Und ändert sich wirklich nichts? Nein, der Krieg hört nicht morgen auf, wenn ich heute bete. Und Gott ist kein Automatismus, in den ich oben ein Gebet einwerfe und unten kommt die Erfüllung heraus. In manchen Fällen ist das vielleicht gut so. Der heilige Thomas von Aquin sagt einmal: Gott gibt uns, worum wir ihn bitten – oder etwas Besseres.

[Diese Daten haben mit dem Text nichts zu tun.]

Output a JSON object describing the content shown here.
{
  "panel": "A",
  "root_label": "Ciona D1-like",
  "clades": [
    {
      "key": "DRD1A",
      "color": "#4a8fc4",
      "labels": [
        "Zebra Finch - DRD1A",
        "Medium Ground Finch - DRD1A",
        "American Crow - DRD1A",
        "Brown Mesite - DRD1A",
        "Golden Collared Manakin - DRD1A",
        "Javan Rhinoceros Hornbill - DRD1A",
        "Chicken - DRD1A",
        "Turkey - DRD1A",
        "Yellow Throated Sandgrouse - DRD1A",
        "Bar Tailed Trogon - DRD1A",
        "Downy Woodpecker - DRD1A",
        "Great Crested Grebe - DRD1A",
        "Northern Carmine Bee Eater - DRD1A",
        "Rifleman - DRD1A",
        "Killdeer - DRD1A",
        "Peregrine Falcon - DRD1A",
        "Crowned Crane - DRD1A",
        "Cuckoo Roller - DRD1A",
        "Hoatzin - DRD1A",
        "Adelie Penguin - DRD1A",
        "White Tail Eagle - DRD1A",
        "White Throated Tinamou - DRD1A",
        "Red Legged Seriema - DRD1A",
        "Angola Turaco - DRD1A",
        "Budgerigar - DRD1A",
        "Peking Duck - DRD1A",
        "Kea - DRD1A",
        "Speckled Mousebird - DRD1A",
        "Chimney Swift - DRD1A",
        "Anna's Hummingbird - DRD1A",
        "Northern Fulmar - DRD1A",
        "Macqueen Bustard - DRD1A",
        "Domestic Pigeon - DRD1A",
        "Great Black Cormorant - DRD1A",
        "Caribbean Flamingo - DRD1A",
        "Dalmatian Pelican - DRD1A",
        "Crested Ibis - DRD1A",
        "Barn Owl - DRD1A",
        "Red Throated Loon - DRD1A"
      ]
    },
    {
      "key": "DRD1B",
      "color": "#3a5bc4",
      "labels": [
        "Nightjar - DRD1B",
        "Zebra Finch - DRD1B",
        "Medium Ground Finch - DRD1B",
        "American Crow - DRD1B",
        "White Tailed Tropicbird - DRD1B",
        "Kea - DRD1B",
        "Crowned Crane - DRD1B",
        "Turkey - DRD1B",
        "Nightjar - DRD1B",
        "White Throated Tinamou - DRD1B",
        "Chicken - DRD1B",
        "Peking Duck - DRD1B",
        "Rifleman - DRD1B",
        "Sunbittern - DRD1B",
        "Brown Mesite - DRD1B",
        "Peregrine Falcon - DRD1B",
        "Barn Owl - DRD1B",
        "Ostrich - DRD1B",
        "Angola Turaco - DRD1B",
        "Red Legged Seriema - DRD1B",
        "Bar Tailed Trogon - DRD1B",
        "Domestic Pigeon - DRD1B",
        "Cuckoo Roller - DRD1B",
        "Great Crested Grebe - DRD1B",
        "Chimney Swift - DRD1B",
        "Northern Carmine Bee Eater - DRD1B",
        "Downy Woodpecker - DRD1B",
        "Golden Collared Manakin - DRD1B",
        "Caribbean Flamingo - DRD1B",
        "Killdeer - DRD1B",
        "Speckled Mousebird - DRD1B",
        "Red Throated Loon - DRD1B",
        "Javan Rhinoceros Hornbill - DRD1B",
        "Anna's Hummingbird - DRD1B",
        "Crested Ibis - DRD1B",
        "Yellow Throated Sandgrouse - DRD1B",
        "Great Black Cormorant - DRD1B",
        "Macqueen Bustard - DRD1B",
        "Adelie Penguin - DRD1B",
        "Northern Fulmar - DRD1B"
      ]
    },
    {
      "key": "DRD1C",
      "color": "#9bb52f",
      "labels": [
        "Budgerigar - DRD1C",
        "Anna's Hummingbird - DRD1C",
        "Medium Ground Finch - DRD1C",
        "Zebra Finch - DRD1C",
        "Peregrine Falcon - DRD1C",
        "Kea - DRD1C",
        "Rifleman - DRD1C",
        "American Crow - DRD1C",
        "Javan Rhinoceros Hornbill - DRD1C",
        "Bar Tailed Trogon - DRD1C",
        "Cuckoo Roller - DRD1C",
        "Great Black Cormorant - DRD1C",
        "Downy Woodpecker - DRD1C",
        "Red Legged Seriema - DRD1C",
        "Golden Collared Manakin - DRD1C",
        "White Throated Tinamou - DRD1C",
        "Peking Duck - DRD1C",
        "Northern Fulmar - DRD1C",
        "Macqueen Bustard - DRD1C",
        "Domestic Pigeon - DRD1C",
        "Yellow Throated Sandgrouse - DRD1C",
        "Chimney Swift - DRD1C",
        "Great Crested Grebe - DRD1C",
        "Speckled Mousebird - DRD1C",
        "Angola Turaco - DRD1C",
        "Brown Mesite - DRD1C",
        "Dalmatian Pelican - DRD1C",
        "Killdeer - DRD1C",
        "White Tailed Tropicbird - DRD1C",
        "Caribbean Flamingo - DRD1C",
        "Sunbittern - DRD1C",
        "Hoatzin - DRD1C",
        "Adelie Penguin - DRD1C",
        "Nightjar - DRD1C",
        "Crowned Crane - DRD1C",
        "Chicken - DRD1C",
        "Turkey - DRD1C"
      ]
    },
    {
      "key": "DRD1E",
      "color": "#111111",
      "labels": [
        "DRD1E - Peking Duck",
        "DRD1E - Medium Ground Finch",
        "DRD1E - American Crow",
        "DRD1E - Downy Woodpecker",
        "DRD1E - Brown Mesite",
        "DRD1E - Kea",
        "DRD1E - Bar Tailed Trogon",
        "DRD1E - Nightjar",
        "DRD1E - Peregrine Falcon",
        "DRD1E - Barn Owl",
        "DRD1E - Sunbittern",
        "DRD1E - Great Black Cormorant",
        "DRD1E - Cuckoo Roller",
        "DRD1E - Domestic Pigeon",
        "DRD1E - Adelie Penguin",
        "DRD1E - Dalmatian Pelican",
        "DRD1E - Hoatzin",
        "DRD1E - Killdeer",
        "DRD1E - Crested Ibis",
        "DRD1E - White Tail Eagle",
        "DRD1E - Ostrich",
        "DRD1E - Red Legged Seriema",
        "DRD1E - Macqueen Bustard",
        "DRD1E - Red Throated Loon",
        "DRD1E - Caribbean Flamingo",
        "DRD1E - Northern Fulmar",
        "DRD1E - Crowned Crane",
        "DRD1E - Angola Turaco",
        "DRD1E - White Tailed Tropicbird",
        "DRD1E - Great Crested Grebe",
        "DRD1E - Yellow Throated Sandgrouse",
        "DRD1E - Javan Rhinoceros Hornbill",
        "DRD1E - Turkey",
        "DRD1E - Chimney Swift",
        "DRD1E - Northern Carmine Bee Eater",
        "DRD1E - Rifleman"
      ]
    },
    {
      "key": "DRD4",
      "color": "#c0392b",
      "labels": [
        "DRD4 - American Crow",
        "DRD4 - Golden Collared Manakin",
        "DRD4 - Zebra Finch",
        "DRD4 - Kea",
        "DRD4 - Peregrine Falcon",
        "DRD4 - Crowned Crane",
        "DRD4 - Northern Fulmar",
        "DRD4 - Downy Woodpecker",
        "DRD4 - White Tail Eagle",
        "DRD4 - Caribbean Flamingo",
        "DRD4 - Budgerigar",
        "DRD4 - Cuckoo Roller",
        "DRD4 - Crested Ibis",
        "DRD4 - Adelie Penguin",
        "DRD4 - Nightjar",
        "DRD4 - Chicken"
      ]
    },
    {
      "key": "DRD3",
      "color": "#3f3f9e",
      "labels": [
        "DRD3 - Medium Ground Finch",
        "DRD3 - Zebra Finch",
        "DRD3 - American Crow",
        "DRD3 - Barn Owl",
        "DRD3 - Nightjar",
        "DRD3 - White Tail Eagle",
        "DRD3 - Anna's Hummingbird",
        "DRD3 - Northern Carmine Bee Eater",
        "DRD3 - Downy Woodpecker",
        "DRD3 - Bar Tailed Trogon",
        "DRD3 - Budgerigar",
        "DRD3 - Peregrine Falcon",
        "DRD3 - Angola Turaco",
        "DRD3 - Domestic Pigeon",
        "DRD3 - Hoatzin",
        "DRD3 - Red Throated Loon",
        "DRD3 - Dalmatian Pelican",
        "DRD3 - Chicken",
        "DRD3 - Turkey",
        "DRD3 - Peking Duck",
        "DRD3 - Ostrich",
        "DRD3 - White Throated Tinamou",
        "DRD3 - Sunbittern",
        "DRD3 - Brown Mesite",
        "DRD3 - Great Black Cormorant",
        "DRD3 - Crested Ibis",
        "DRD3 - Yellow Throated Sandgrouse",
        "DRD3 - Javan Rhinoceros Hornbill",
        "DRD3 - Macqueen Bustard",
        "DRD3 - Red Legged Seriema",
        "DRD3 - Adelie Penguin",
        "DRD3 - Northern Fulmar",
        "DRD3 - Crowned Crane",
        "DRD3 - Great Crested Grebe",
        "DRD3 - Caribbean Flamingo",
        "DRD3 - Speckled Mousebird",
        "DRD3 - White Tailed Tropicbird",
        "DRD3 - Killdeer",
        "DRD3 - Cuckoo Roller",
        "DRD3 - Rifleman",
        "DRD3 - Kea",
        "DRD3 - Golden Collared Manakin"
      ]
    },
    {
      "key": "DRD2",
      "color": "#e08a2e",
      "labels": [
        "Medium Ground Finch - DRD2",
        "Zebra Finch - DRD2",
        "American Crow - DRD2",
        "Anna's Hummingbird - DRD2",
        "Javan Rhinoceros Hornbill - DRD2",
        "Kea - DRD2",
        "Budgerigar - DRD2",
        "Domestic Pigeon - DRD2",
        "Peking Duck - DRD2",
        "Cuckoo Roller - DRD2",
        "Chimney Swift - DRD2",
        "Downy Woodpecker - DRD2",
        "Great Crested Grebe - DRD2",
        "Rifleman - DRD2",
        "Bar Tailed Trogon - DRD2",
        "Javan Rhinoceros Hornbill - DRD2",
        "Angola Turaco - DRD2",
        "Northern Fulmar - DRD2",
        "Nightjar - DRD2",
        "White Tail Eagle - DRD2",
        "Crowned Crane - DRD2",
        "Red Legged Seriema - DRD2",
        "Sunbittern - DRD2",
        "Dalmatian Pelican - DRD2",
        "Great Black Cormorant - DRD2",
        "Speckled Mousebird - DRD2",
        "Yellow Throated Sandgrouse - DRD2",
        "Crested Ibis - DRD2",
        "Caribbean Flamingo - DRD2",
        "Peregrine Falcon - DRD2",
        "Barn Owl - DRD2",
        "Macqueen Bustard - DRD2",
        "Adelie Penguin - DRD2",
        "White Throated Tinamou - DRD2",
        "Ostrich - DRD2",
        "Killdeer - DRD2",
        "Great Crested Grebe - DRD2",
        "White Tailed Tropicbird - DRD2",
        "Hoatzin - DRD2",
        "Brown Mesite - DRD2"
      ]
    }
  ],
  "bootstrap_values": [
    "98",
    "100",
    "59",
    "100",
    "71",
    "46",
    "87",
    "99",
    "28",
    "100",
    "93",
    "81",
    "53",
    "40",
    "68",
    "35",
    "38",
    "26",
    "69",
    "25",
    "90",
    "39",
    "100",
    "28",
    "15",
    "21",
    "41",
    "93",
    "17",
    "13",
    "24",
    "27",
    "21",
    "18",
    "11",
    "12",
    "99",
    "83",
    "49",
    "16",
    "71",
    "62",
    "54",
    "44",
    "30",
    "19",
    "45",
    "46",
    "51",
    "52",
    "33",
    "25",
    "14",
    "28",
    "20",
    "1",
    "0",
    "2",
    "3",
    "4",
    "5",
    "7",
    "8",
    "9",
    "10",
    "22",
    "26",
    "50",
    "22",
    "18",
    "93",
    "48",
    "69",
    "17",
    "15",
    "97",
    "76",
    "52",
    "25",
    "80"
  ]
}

Das ist für mich keine Ausrede, sondern ein Hinweis, dass Gott in jedem Fall das Gute für den Beter will, selbst wenn ein schräger Gebetswunsch in die Irre führt.
Und vielleicht hat sich längst etwas geändert durch das Beten. Ich frage mich, wie unsere Welt aussähe ohne die Millionen Beterinnen und Beter. Ich glaube nicht, dass sie dann eine bessere, heilere Welt wäre. Ich fürchte vielmehr, sie wäre um viele Hoffnungen und Taten ärmer. Denn oft ist das Gebet ein Schritt zur verändernden Tat.